De la source au robinet : comment l’eau devient potable ?

Découvrez le parcours de l’eau, de sa source naturelle à votre robinet. Étapes de traitement, normes sanitaires et enjeux de demain : tout savoir sur l’eau potable.

L’eau, un trésor vital et fragile

L’eau potable, on l’utilise chaque jour sans même y penser : pour boire, cuisiner, se laver, nettoyer… Pourtant, cet élément, si simple en apparence, cache une réalité bien plus complexe. L’eau que nous consommons ne provient pas directement des rivières, des nappes ou des lacs sans intervention. Elle suit un long parcours pour être rendue propre à la consommation humaine, sans danger pour notre santé.

On estime que chaque Français consomme en moyenne 150 litres d’eau potable par jour, dont moins de 1 % est réellement utilisé pour boire ou cuisiner ! Le reste sert aux usages domestiques (toilettes, lessive, vaisselle). Mais pour que cette ressource essentielle soit disponible, il faut garantir sa qualité, et cela demande des moyens considérables.

Les règles qui garantissent la sécurité de l’eau

Qu’appelle-t-on une « eau potable » ? Contrairement à ce qu’on pourrait penser, ce n’est pas simplement une eau claire ou sans odeur. Elle doit répondre à une centaine de  critères très précis, définis par le Code de la santé publique en France, en conformité avec les normes européennes et les recommandations de l’Organisation Mondiale de la Santé (OMS).

Les paramètres analysés couvrent plusieurs catégories :

  • Microbiologiques : on vérifie l’absence de bactéries pathogènes comme les coliformes fécaux, les streptocoques ou Escherichia coli.
  • Chimiques : métaux lourds (plomb, arsenic), nitrates, pesticides, solvants, chlore… Ces substances doivent rester en dessous de seuils fixés, comme les 10 microgrammes/litre pour le plomb.
  • Radioactivité : bien que rare, elle est surveillée dans certaines zones.
  • Qualités sensorielles : goût, odeur, couleur, acidité (pH), température. Ces aspects ne sont pas directement dangereux mais influencent l’acceptabilité par le consommateur.

À savoir : L’eau du robinet est l’aliment le plus contrôlé en France, avec plus de 310 000 prélèvements annuels analysés (source : ministère de la Santé).

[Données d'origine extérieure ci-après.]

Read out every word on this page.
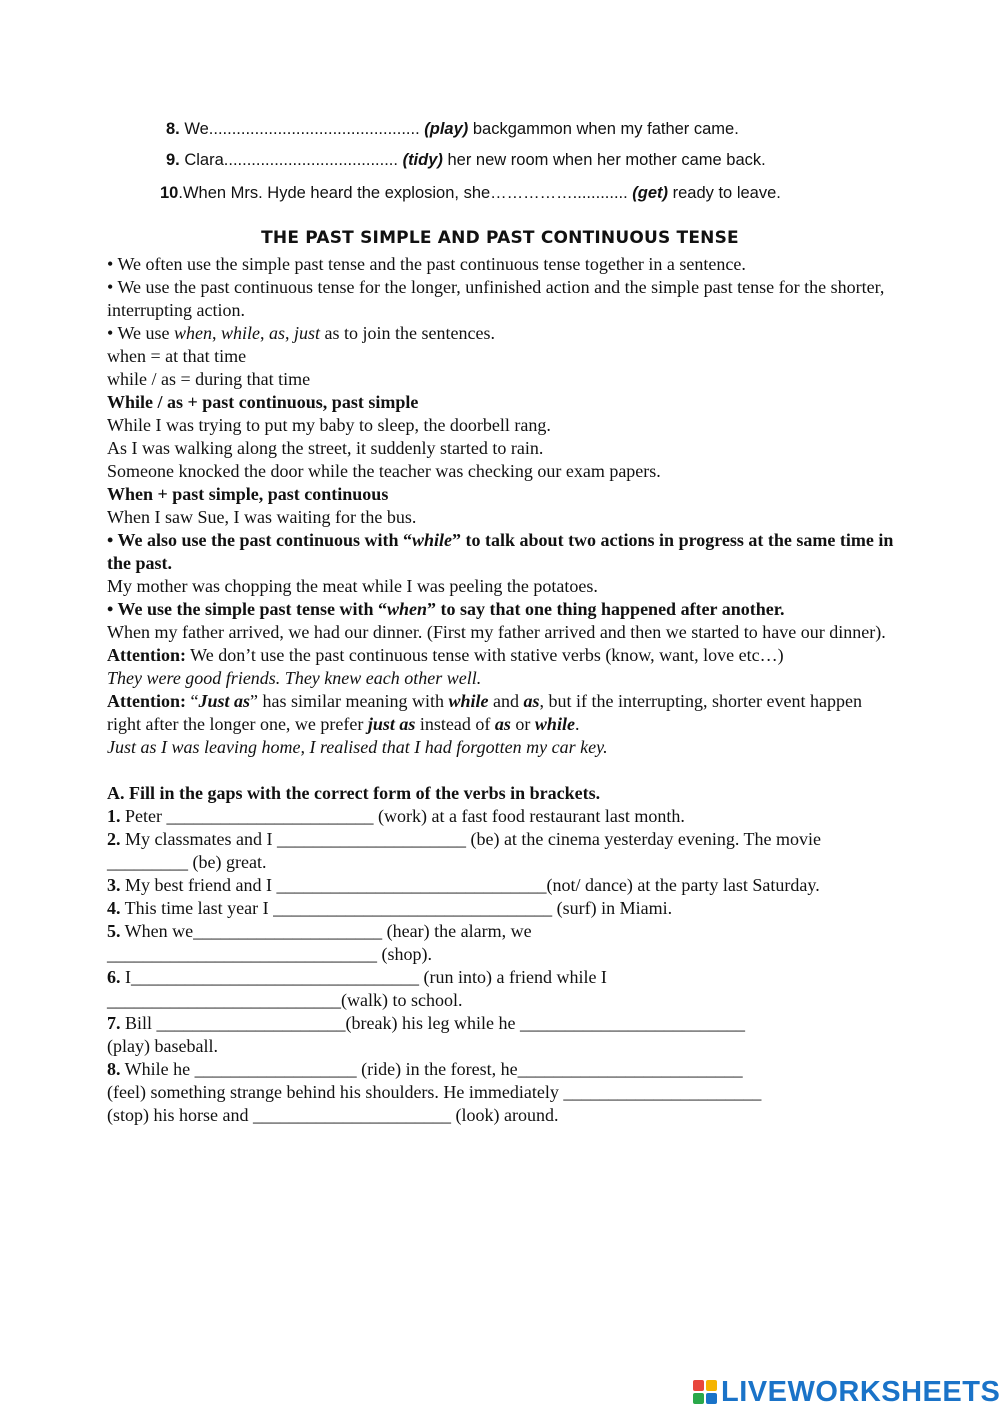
8. We.............................................. (play) backgammon when my father came.
9. Clara...................................... (tidy) her new room when her mother came back.
10.When Mrs. Hyde heard the explosion, she……………............ (get) ready to leave.
THE PAST SIMPLE AND PAST CONTINUOUS TENSE

• We often use the simple past tense and the past continuous tense together in a sentence.

• We use the past continuous tense for the longer, unfinished action and the simple past tense for the shorter, interrupting action.

• We use when, while, as, just as to join the sentences.

when = at that time

while / as = during that time

While / as + past continuous, past simple

While I was trying to put my baby to sleep, the doorbell rang.

As I was walking along the street, it suddenly started to rain.

Someone knocked the door while the teacher was checking our exam papers.

When + past simple, past continuous

When I saw Sue, I was waiting for the bus.

• We also use the past continuous with “while” to talk about two actions in progress at the same time in the past.

My mother was chopping the meat while I was peeling the potatoes.

• We use the simple past tense with “when” to say that one thing happened after another.

When my father arrived, we had our dinner. (First my father arrived and then we started to have our dinner).

Attention: We don’t use the past continuous tense with stative verbs (know, want, love etc…)

They were good friends. They knew each other well.

Attention: “Just as” has similar meaning with while and as, but if the interrupting, shorter event happen right after the longer one, we prefer just as instead of as or while.

Just as I was leaving home, I realised that I had forgotten my car key.

A. Fill in the gaps with the correct form of the verbs in brackets.

1. Peter _______________________ (work) at a fast food restaurant last month.

2. My classmates and I _____________________ (be) at the cinema yesterday evening. The movie _________ (be) great.

3. My best friend and I ______________________________(not/ dance) at the party last Saturday.

4. This time last year I _______________________________ (surf) in Miami.

5. When we_____________________ (hear) the alarm, we

______________________________ (shop).

6. I________________________________ (run into) a friend while I

__________________________(walk) to school.

7. Bill _____________________(break) his leg while he _________________________

(play) baseball.

8. While he __________________ (ride) in the forest, he_________________________

(feel) something strange behind his shoulders. He immediately ______________________

(stop) his horse and ______________________ (look) around.

LIVEWORKSHEETS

Ces normes évoluent régulièrement pour s’adapter aux nouvelles connaissances scientifiques et garantir la sécurité sanitaire.

Critère de conformité de l'eau potable

D’où vient notre eau potable ?

En France, l’eau potable provient principalement de deux grandes sources :

  • Les eaux souterraines (68 %) : puisées dans les nappes phréatiques, elles sont naturellement filtrées par les couches de sable et de roche. Leur composition varie selon la nature géologique : dans les zones calcaires, on retrouve plus de sels minéraux ; dans les sols granitiques, l’eau est plus acide et moins minéralisée. Attention toutefois : les nappes superficielles, proches de la surface, sont plus vulnérables aux pollutions agricoles ou industrielles.
  • Les eaux de surface (32 %) : ce sont les rivières, fleuves, lacs, barrages. Plus exposées aux pollutions urbaines (rejets d’eaux usées), industrielles (métaux lourds, solvants) et agricoles (nitrates, pesticides), elles nécessitent des traitements plus poussés.

Exemple chiffré : En 2023, 68 % des Français étaient alimentés par des eaux souterraines, mais ces eaux ne sont pas exemptes de surveillance, car certaines contiennent naturellement du fer, du manganèse, ou même de l’arsenic, ce qui impose un traitement spécifique.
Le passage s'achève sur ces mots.